Time frame: At 7 days after the initial visit
Mean cost of care - Health care system perspective
Cost per care episode from the public payer's perspective calculated by summing the costs of all care processes delivered to a patient during the initial visit plus the costs of return visits and/or admissions at 72 hours and 7 days. Costs will be measured with a time-driven activity-based costing method with data extracted from electronic medical records review and provincial billing databases.
Time frame: At 72 hours and 7 days after the initial visit
Incidences of admission/intensive care unit/mortality
Proportions of patients who were admitted to hospital or to the intensive care unit or died within 30 days after the initial visit. Obtained via electronic medical records review and provincial databases (Institut de la statistique du Québec and ICES).
Time frame: At 7 and 30 days after the initial visit
Wait times
Median/mean length of stay and time spent waiting to see a physician obtained via electronic medical records
Time frame: For the initial visit
Incidence of oral corticosteroid prescription
Proportion of patients with exacerbated asthma or COPD who received a prescription for oral corticosteroids. Obtained via electronic medical records
Time frame: For the initial visit
Incidence of antibiotic or antiviral medication prescription
Proportions of patients with URTI, otitis media, influenza or bronchitis who received a prescription for antibiotics or antiviral medication. Obtained via electronic medical records.
Time frame: For the initial visit
Incidence of narcotic prescription
Proportions of patients with cervical, thoracic and lumbar back pain who received a prescription for narcotics. Obtained via electronic medical records.
Time frame: For the initial visit
Incidence of chest X-ray use
Proportions of patients with URTI, bronchitis, asthma and back pain who had a chest X-ray performed. Obtained via electronic medical records.

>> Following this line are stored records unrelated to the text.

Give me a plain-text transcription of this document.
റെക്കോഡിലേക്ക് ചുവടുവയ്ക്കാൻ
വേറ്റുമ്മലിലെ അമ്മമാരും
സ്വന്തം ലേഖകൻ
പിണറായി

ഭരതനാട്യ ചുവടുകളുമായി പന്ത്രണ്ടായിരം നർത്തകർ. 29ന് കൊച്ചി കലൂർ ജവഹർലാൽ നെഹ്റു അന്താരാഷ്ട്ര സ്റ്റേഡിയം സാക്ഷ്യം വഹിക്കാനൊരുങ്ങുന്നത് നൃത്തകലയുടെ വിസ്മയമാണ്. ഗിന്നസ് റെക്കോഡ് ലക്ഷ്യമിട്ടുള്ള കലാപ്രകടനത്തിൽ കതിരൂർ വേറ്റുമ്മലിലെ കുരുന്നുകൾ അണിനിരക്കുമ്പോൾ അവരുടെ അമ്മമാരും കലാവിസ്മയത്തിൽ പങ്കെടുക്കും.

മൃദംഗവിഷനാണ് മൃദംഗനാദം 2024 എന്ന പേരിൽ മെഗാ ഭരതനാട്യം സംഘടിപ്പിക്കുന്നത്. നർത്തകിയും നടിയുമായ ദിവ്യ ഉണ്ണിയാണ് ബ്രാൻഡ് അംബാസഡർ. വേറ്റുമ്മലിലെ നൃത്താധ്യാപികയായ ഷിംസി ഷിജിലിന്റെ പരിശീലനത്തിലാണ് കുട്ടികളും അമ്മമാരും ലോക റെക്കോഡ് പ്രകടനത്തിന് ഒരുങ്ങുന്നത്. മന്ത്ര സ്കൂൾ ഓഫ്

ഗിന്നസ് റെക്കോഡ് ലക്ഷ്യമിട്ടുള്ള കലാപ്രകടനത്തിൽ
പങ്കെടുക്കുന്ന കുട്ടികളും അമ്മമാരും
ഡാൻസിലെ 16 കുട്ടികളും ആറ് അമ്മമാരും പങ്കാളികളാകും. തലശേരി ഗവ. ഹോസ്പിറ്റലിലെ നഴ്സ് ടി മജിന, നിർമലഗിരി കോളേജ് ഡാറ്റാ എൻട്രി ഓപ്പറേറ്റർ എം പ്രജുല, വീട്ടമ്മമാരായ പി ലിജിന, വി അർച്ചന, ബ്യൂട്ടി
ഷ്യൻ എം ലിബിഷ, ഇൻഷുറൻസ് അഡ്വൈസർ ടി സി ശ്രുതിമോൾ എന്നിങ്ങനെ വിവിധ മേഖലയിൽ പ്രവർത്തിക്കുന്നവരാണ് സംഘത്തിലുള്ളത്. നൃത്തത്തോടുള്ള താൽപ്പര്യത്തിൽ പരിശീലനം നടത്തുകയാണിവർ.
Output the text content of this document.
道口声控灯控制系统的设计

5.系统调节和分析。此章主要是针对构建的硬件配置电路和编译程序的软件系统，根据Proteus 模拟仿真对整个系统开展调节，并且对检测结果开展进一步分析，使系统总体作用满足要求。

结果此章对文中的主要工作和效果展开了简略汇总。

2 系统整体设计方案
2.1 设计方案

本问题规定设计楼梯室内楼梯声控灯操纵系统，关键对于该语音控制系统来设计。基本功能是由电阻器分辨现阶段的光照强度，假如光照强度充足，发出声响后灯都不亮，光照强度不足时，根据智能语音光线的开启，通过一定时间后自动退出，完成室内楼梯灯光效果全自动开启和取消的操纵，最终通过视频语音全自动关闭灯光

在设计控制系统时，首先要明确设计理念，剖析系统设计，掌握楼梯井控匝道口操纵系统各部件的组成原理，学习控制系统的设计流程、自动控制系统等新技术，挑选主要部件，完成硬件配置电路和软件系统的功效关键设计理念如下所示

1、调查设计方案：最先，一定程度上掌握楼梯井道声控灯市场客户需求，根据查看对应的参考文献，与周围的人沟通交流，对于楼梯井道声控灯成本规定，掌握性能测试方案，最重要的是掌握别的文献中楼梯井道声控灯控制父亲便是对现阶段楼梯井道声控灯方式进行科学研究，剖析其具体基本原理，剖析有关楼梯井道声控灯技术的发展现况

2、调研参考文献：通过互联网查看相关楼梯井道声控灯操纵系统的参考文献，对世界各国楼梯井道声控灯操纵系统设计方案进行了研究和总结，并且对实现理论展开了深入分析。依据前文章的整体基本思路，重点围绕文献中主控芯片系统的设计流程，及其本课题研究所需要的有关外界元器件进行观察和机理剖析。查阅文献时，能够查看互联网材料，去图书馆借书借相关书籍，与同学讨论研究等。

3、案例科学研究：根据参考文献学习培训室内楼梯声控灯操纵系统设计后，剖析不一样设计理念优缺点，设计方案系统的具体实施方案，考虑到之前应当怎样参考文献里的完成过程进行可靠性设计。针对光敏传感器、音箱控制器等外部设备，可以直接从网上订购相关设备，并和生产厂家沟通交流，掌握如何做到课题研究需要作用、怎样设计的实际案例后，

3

Time frame: For the initial visit
Incidence of spine X-ray, CT scan or MRI use
Proportions of patients with back pain who had a spine X-ray, CT scan or a magnetic resonance imaging (MRI) performed or prescribed. Obtained via electronic medical records.
Time frame: For the initial visit
Compliance to guidelines on use of antibiotics
Proportions of compliance to provincial recommendations of antibiotic prescriptions for pneumonia, tonsillitis, acute exacerbation of COPD and urinary tract infection. Obtained via electronic medical records.
Time frame: For the initial visit
Incidence of diagnostic spirometry prescription
Proportions of spirometry prescribed for long-term \>40-year-old smokers (current or past) undiagnosed with COPD who present for an acute lower respiratory tract infection. Obtained via electronic medical records.
Time frame: For the initial visit
Mean greenhouse gas (GHG) emissions from patient transportation to consultation site
Calculated following the Québec Ministry of Environment "Guide to quantifying greenhouse gas emissions". Fuel consumption (in liters) will be estimated from patient transport modality and travel distance (in km) between home and consultation site. GHS emissions in kg of CO2 equivalent will be calculated by multiplying fuel consumption (L) by the appropriate emission coefficient (kg CO2 eq./L) depending on the transport modality used (e.g. car, bus). Distance obtained at the 8-14 day follow-up call.